Perhaps some of the most thought-provoking passages are those that talk about Kline’s return to Vietnam in 2019. At 74, Kline completed a 176-mile walk more than 49 years after he served in the war. Along the way, he hung out with a former South Vietnamese soldier, sharing beers; paid his respects at Phu Hong, a village destroyed by the North Vietnamese government; and dined with a wealthy gentleman farmer.
It is these experiences that may convince the older generation that their ability to make an impact is as strong as it was when they were younger. Nearly fifty years had passed since Kline was a soldier in the Vietnamese jungle, yet he was able to sit down with the country’s citizens, learn about them, and contribute to Vietnam and the United States being on a different path, one that may be more productive for everyone.

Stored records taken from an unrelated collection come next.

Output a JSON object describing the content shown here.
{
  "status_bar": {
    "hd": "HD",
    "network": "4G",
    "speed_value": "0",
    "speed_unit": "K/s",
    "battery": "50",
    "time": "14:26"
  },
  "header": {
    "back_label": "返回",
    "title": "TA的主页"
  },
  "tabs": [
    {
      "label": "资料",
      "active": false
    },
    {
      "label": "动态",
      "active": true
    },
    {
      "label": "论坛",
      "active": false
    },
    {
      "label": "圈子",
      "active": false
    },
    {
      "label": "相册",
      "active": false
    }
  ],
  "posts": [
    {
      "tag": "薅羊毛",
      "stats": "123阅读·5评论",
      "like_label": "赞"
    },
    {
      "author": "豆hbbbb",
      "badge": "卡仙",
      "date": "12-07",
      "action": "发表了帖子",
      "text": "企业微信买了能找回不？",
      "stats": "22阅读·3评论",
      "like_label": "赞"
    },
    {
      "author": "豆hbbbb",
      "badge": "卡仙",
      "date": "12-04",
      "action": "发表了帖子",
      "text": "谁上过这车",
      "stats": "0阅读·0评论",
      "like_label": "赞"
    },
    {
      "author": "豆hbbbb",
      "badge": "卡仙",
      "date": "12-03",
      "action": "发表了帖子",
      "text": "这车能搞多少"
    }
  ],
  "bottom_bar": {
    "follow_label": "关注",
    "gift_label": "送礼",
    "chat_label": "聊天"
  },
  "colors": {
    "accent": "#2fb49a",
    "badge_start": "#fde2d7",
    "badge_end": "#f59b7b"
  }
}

About Tom Kline, the Author of Walking 85,000 Miles to Aid Humanity and Have Fun
A lifelong race-walker, Tom Kline is a former Pfizer Inc. executive, White House Fellow, and Vietnam Veteran. He has used his passion for walking and for travel to bring attention to charitable causes and to inspire people of all ages to take action. He is an in-demand motivational speaker and believes deeply that no matter your age, it is never too late to effect change if you are willing to take concrete steps. Finding a cure for malaria and ending the suffering of millions of people around the globe is his passion.
What Does the Book Mean for Those Who Believe Potential Is Determined by Age and Power?
85,000 Miles to Aid Humanity and Have Fun will challenge those of us who believe that our potential has a shelf life or that graying hair makes us powerless. What would the world be like if more of us saw the power in the ordinary and refused to see age as an impediment?